Ok first of all don't judge me for a late review, I have had a lot in my plate since I read this one.

Book Details: And the Mountains Echoed by Khaled Hosseini

Date I Purchased this book: 06/09/2013
Date I Finished this book: 14/1/2014


Like two other books, Hosseini is an excellent storyteller. Great with words and produces images that flow like poetry. The story is touching, emotional and speaks of life's hardships and the difficult choices one must make. Deeper than that, it speaks of how the choices you make now may have a ripple effect- or echo- over time. If you don't happen to shed a tear at some point while reading, you're heartless. He captures your emotions from the very first page and he does this very well, as he did in his other novels. You find yourself transported to 1950's Afghanistan where you smile, cry, and feel pity right alongside the unfortunate characters in this book.

I was comparing this book to his previous two books too often. And let's face it, they were amazing. And this book is incredible in its own right, too. So, I tried to view this as its own book (which it most certainly is) and forget I had ever read the other two and that this was the first time I was experiencing Hosseini. Hosseini tried something different with "And The Mountains Echoed" and that was incorporating a slew of different characters as opposed to just two, like he did in his last two books. Some people could have opposed to dedicating whole chapters to them, such as Markos and Thalia's story and also the Bashiri cousins. Even though these characters were unique in their own way and provided food for thought regarding their plights.
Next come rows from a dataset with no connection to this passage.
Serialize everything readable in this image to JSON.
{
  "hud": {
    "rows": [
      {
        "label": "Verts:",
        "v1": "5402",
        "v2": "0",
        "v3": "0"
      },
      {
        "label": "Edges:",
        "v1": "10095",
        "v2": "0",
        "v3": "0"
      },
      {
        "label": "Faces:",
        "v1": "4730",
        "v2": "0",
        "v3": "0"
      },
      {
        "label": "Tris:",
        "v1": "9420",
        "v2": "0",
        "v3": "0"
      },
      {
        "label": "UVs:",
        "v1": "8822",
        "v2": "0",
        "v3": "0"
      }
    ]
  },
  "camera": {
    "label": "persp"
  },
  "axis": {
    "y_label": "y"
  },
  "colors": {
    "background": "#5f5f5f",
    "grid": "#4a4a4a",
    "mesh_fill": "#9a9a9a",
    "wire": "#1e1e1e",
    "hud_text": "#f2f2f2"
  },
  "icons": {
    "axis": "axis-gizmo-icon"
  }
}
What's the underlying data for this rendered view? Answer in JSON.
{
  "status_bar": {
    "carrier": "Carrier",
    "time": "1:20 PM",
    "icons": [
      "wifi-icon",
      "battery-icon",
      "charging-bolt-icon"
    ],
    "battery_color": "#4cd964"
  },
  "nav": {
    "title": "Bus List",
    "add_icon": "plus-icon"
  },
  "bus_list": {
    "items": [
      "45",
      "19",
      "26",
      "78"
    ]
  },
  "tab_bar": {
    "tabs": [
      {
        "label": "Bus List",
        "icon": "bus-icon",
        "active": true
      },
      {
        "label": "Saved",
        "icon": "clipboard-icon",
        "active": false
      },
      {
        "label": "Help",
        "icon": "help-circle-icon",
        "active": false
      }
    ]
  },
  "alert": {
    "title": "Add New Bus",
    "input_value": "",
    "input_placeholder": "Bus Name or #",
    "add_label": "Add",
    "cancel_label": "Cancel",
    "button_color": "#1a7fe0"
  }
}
There are many stories within this one story. The characters are intertwined, although many will never realize that they are. Regarding the writing style, the book spanned over several generations and then spoke in the first person from the point of view of different characters from the next generation which got confusing at first, especially as he jumps between past and present. Furthermore, he squeezed in another subplot towards the end of the book (with Iqbal and the commander) and it came off sounding short and incomplete. This format Hosseini used left a lot of open ends and a kind of longing, leaving the reader unsatisfied. 


What have I learned from this book?
We (the human race) have (mostly) good intentions. But we (mostly) do not follow through. We soothe ourselves. We convince ourselves. We justify our actions. Or our lack of actions. We have an "out of sight, out of mind" way of thinking. It's a human flaw. And sometimes it has consequences that we cannot comprehend. 

I really enjoyed this book. I didn't love it in the same way I loved the previous two, but I loved it still.